Question

An electron projected in a perpendicular uniform magnetic field of $3\times {10}^{-3}T$, moves in a circle of radius $4mm$. The linear momentum of electron (in $kg-m/s$) is:

• A. $1.92\times {10}^{-21}$
• B. $1.2\times {10}^{-24}$
• C. $1.92\times {10}^{-24}$
• D. $1.2\times {10}^{-21}$

Answer 1

The correct option is C $1.92\times {10}^{-24}$

Centripetal force is provided by the force $evB$.
In this situation as the angle between $\overrightarrow{B}$ and $\overrightarrow{v}$ is $\theta =90$, so the force will be maximum $(=evB)$ and always perpendicular to motion (and also field) so, the path will be a circle (with its plane perpendicular to the field) as in a circle tangent and radius are always perpendicular to each other.
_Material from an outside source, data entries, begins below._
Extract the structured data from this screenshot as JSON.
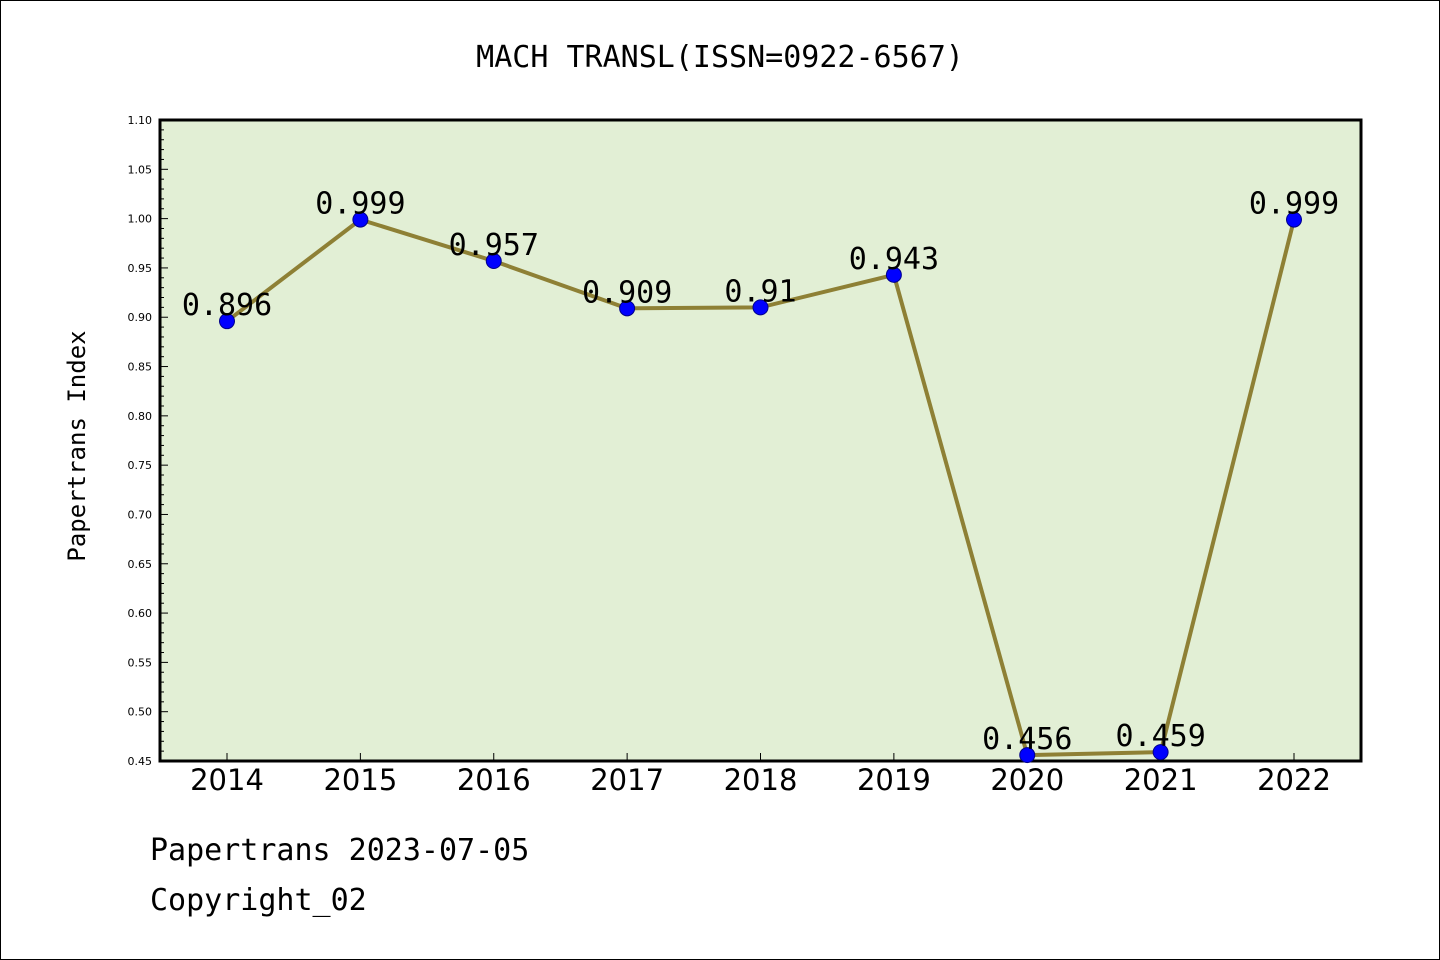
{
  "chart_data": {
    "type": "line",
    "title": "MACH TRANSL(ISSN=0922-6567)",
    "xlabel": "",
    "ylabel": "Papertrans Index",
    "categories": [
      "2014",
      "2015",
      "2016",
      "2017",
      "2018",
      "2019",
      "2020",
      "2021",
      "2022"
    ],
    "values": [
      0.896,
      0.999,
      0.957,
      0.909,
      0.91,
      0.943,
      0.456,
      0.459,
      0.999
    ],
    "value_labels": [
      "0.896",
      "0.999",
      "0.957",
      "0.909",
      "0.91",
      "0.943",
      "0.456",
      "0.459",
      "0.999"
    ],
    "ylim": [
      0.45,
      1.1
    ],
    "yticks": [
      "0.45",
      "0.50",
      "0.55",
      "0.60",
      "0.65",
      "0.70",
      "0.75",
      "0.80",
      "0.85",
      "0.90",
      "0.95",
      "1.00",
      "1.05",
      "1.10"
    ],
    "grid": false,
    "legend": "none",
    "colors": {
      "plot_background": "#e2efd5",
      "line": "#8e8035",
      "marker": "#0000ff",
      "marker_edge": "#00008b"
    }
  },
  "footer": {
    "line1": "Papertrans 2023-07-05",
    "line2": "Copyright_02"
  }
}
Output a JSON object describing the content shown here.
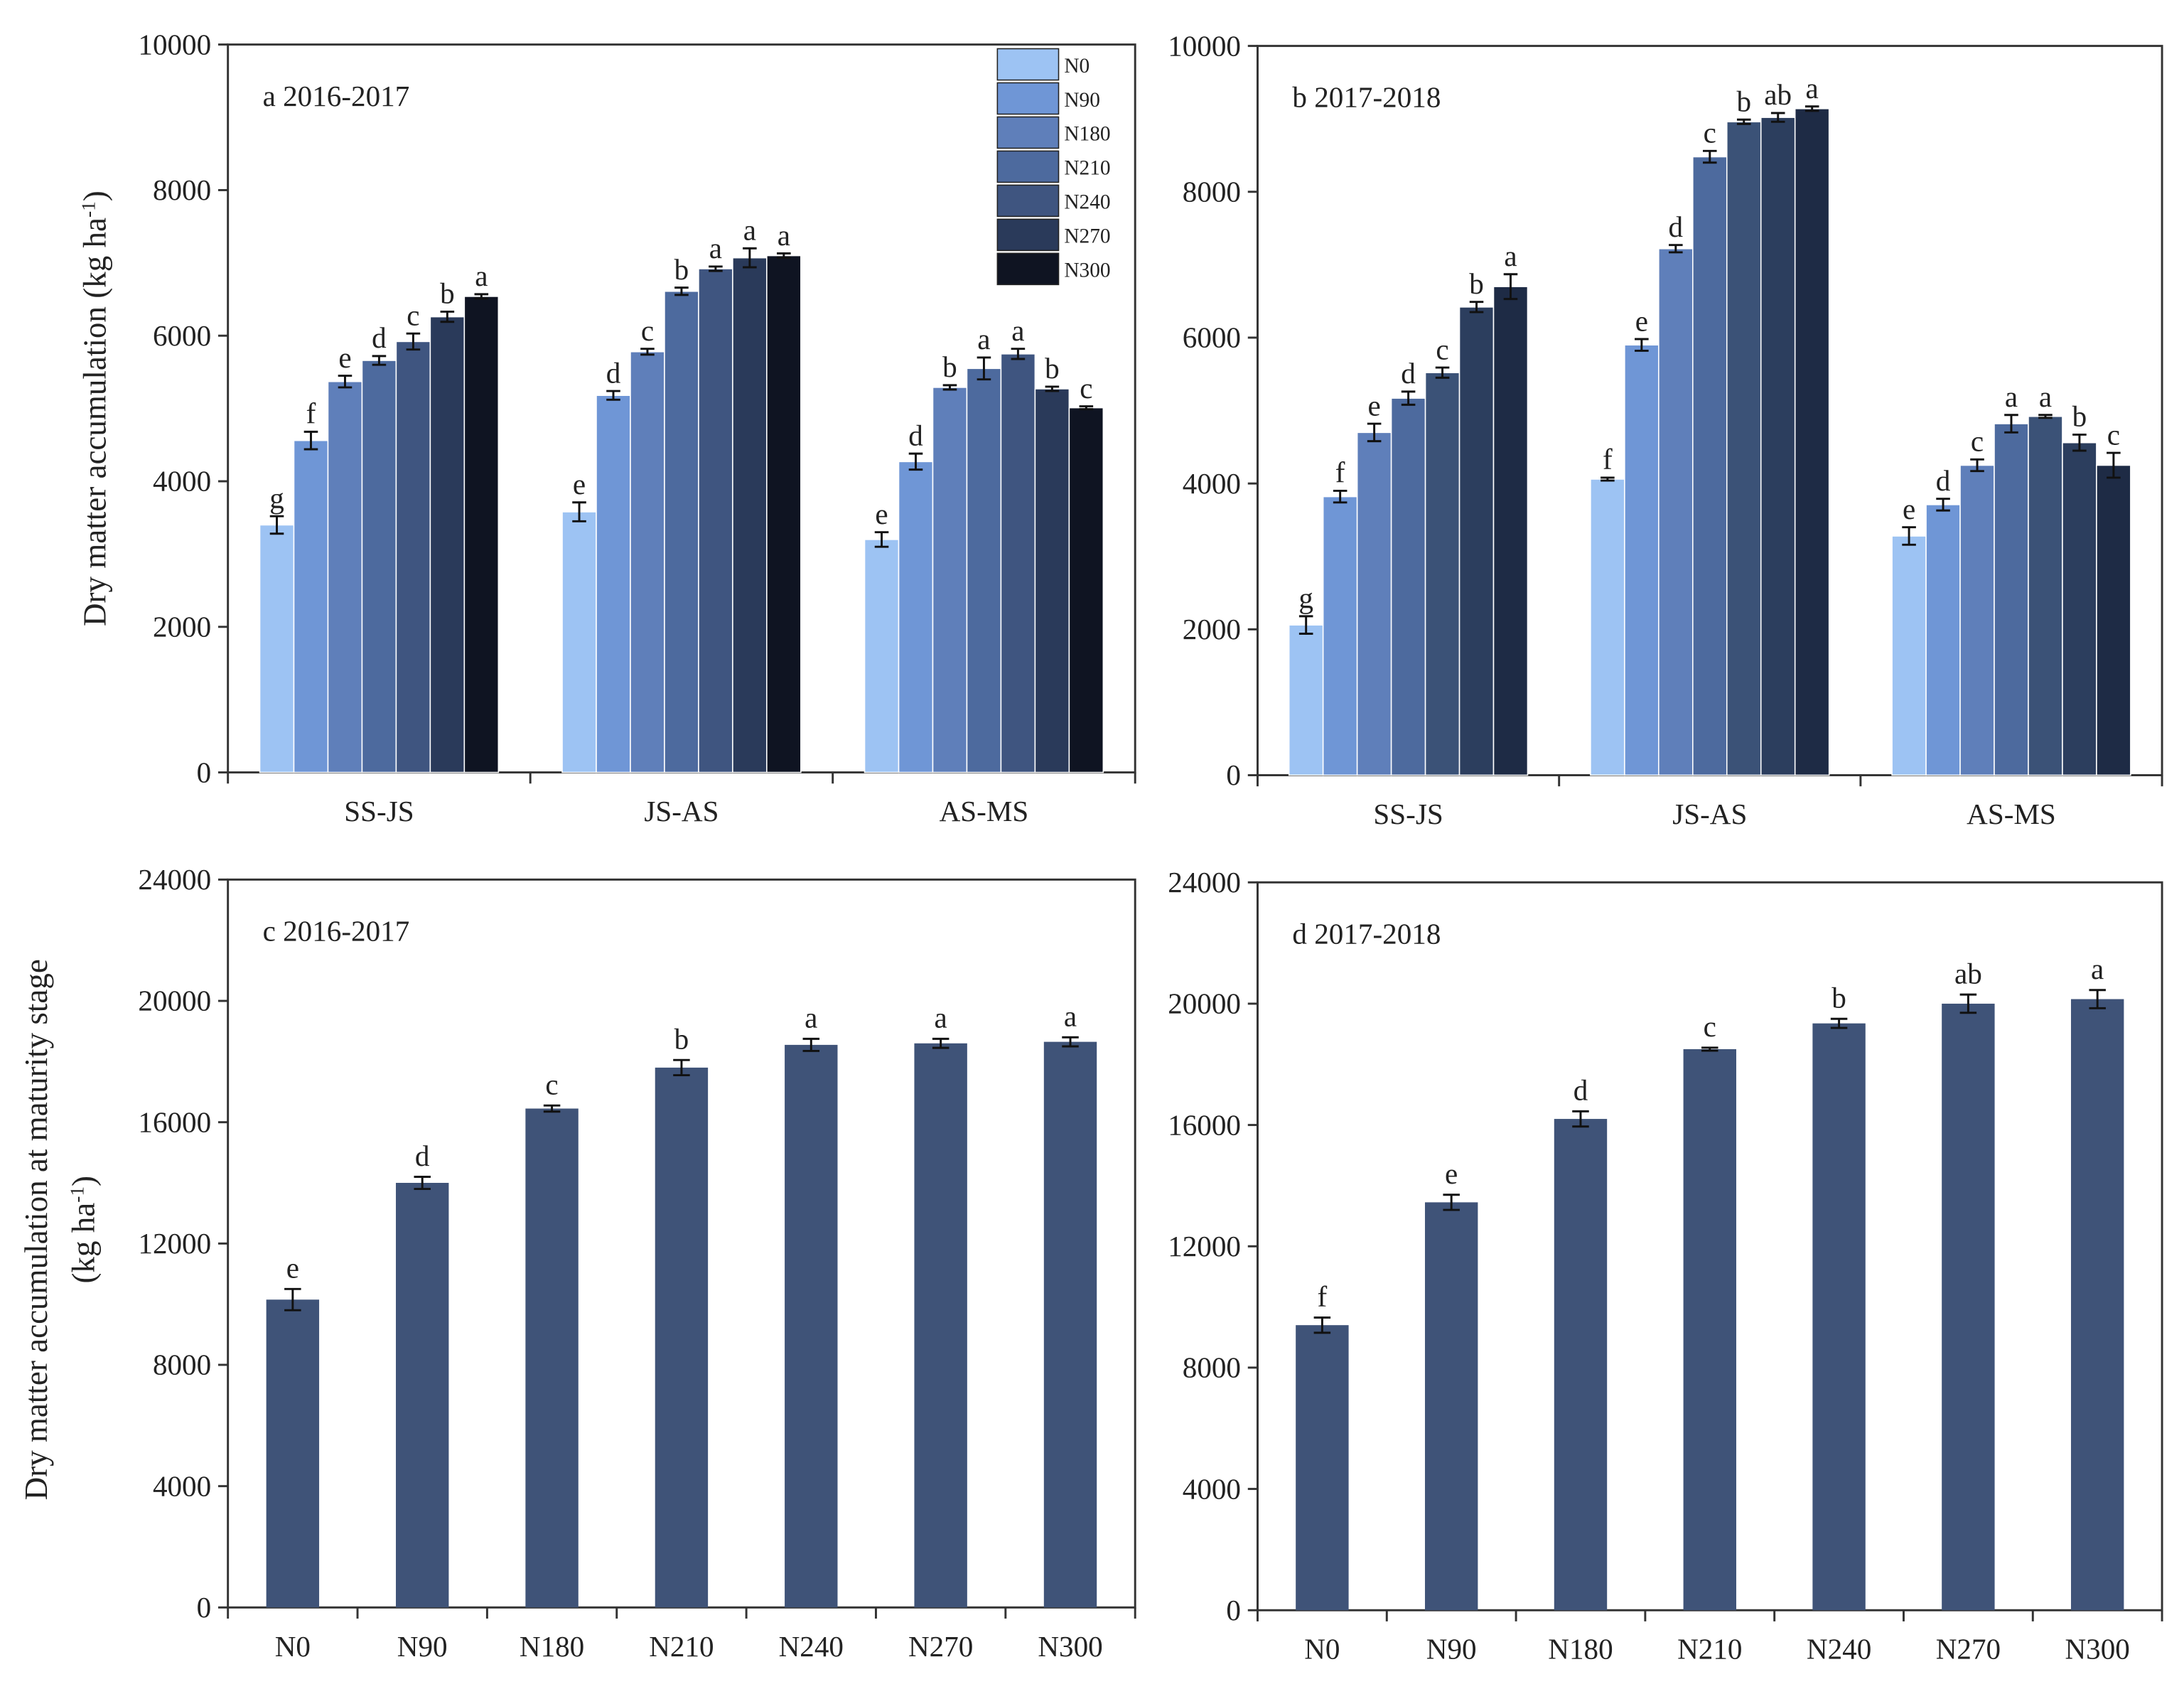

As here centripetal force is provided by the force $evB$.
$\therefore \frac{m{v}^2}{r}=evB$
ie, $r=\frac{mv}{eB}$
As for a particle in motion, $p=mv$
$\therefore r=\frac{mv}{eB}=\frac{p}{eB}$
$\Rightarrow p=eBr$
Hence, $p=1.6\times {10}^{-19}\times 3\times {10}^{-3}\times 4\times {10}^{-3}$
$=1.92\times {10}^{-24}kg-m/s$